This is the market area of Melaka around midnight. Melaka was a really cool place, but I only got to spend a few hours there. The cab ride back to Kuala Lumpur was brutal. These tiny cabs use natural gas and their tanks only hold about 45-minutes worth of fuel for some reason. We had to stop at least 4 gas stations to get back…
The story of how this got worse starts in a bit.
Here, in the middle of a 16 day outing in Kuala Lumpur, things that once looked crazy to me are starting not to see so crazy, at least until I return to the hotel room and am once again reminded, objectively, of how crazy things are.
I succumbed to a supposedly ancient Chinese therapy known as cupping, when they attach Matrix-like suction devices to your back and then abandon you in a poorly wallpapered room for 10 minutes.
The process supposed to remove the “wind toxins” from my body, which is a good thing since I didn’t realize I had any of those and I certainly appreciated the opportunity to remove them forthwith.
As you can see in the first picture, the red blood welts are not dissimilar in color, swelling, and pain from a serious car accident.
As you can see in the second picture, something went horribly wrong, most notably my lack of understanding Cantonese. I managed to compound my first mistake by at least one order of magnitude. Here is the story:
I went to Malaka to do some exploration and it started to rain, so I dove into a little Chinese massage place to pass the time. It’s hard to pass up a $15 hour-long massage. After my previous experience, I told them I just wanted a massage, and none of the suction cup stuff. The woman nodded absently then sent me upstairs where another Chinese woman was positively aghast at the condition of my back. She said, “NO NO NO – ALL WRONG! ALL WRONG!” I said, “I KNOW I KNOW”. Then she said, “I FIX IT I FIX IT!” Then I said, “NO WHAT DO YOU MEAN?” and she went out of the room and I could hear a bunch of glass clanking violently together.
She said, “THIS THIS??, showing me a big box of glass bulbs about the size of softballs. I said yes, and she indicated for me to lie down. I thought she was simply asking me if that was what they did at the previous place, and it was similar but with plastic cups and suction pumps. I didn’t realize she was about to do something much worse until I heard her light a flaming stick, igniting some kind of gaseous oily substance in the glass bulb then slamming it down on my back, where it stuck like a poison dart. I couldn’t figure out how to say, “Burning Pain combined with suction pain please stop.” in Chinese so, tried to crane my neck around to see what she was doing to me…

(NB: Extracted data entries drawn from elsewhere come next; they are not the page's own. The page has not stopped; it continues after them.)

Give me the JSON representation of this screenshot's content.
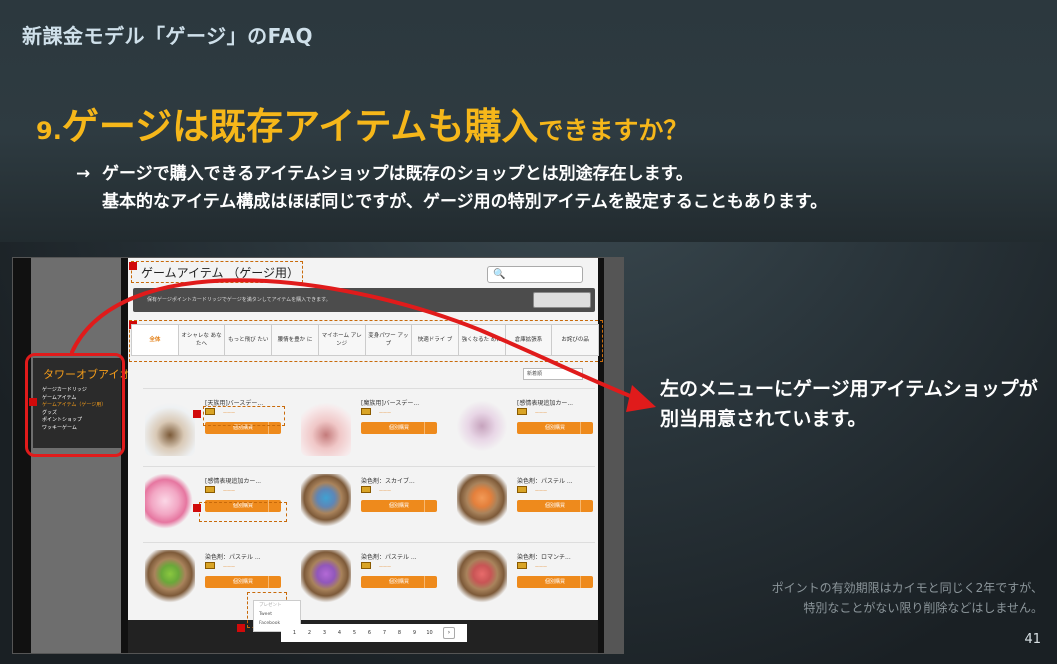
{
  "slide": {
    "title": "新課金モデル「ゲージ」のFAQ",
    "question_num": "9.",
    "question_main": "ゲージは既存アイテムも購入",
    "question_tail": "できますか？",
    "answer_arrow": "→",
    "answer_line1": "ゲージで購入できるアイテムショップは既存のショップとは別途存在します。",
    "answer_line2": "基本的なアイテム構成はほぼ同じですが、ゲージ用の特別アイテムを設定することもあります。",
    "callout_line1": "左のメニューにゲージ用アイテムショップが",
    "callout_line2": "別当用意されています。",
    "footnote_line1": "ポイントの有効期限はカイモと同じく2年ですが、",
    "footnote_line2": "特別なことがない限り削除などはしません。",
    "page_number": "41",
    "accent_color": "#f6b71a",
    "highlight_color": "#e01b1b"
  },
  "shop": {
    "title": "ゲームアイテム （ゲージ用）",
    "search_placeholder": "🔍",
    "sidebar_title": "タワーオブアイオン",
    "sidebar_items": [
      "ゲージカードリッジ",
      "ゲームアイテム",
      "ゲームアイテム（ゲージ用）",
      "グッズ",
      "ポイントショップ",
      "ワッキーゲーム"
    ],
    "notice_text": "保有ゲージポイントカードリッジでゲージを満タンしてアイテムを購入できます。",
    "tabs": [
      "全体",
      "オシャレな あなたへ",
      "もっと飛び たい",
      "腰情を豊か に",
      "マイホーム アレンジ",
      "変身パワー アップ",
      "快適ドライ ブ",
      "強くなるた めに",
      "倉庫拡張系",
      "お詫びの品"
    ],
    "sort_label": "新着順",
    "buy_label": "個別購買",
    "items": [
      {
        "name": "[天族用]バースデー...",
        "thumb": "cake1"
      },
      {
        "name": "[魔族用]バースデー...",
        "thumb": "cake2"
      },
      {
        "name": "[感情表現追加カー...",
        "thumb": "doll"
      },
      {
        "name": "[感情表現追加カー...",
        "thumb": "ball"
      },
      {
        "name": "染色剤：スカイブ...",
        "thumb": "bucket-blue"
      },
      {
        "name": "染色剤：パステル ...",
        "thumb": "bucket-orange"
      },
      {
        "name": "染色剤：パステル ...",
        "thumb": "bucket-green"
      },
      {
        "name": "染色剤：パステル ...",
        "thumb": "bucket-purple"
      },
      {
        "name": "染色剤：ロマンチ...",
        "thumb": "bucket-red"
      }
    ],
    "popup": [
      "プレゼント",
      "Tweet",
      "Facebook"
    ],
    "pager": [
      "1",
      "2",
      "3",
      "4",
      "5",
      "6",
      "7",
      "8",
      "9",
      "10"
    ],
    "pager_next": "›"
  }
}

Pop pop pop, then three more were on me before I could do anything. The pain and suction was so diffused and all over, I could not even think about telling her what part hurt. I tried to get up, and the glass bulbs clanked all around, like when you try to move a Christmas tree after its already been decorated. As soon as I moved, she screamed, “NO MOVE! DANGER DANGER!”, so then I froze still, while burning in a netherworld of vacuumed pain.
That fun lasted for a good while. After I got done, I gingerly made my way downstairs and the lady at the front counter warned me not to take a shower for a day. I was like, “why?” and she looked at me seriously and whispered, “Danger.”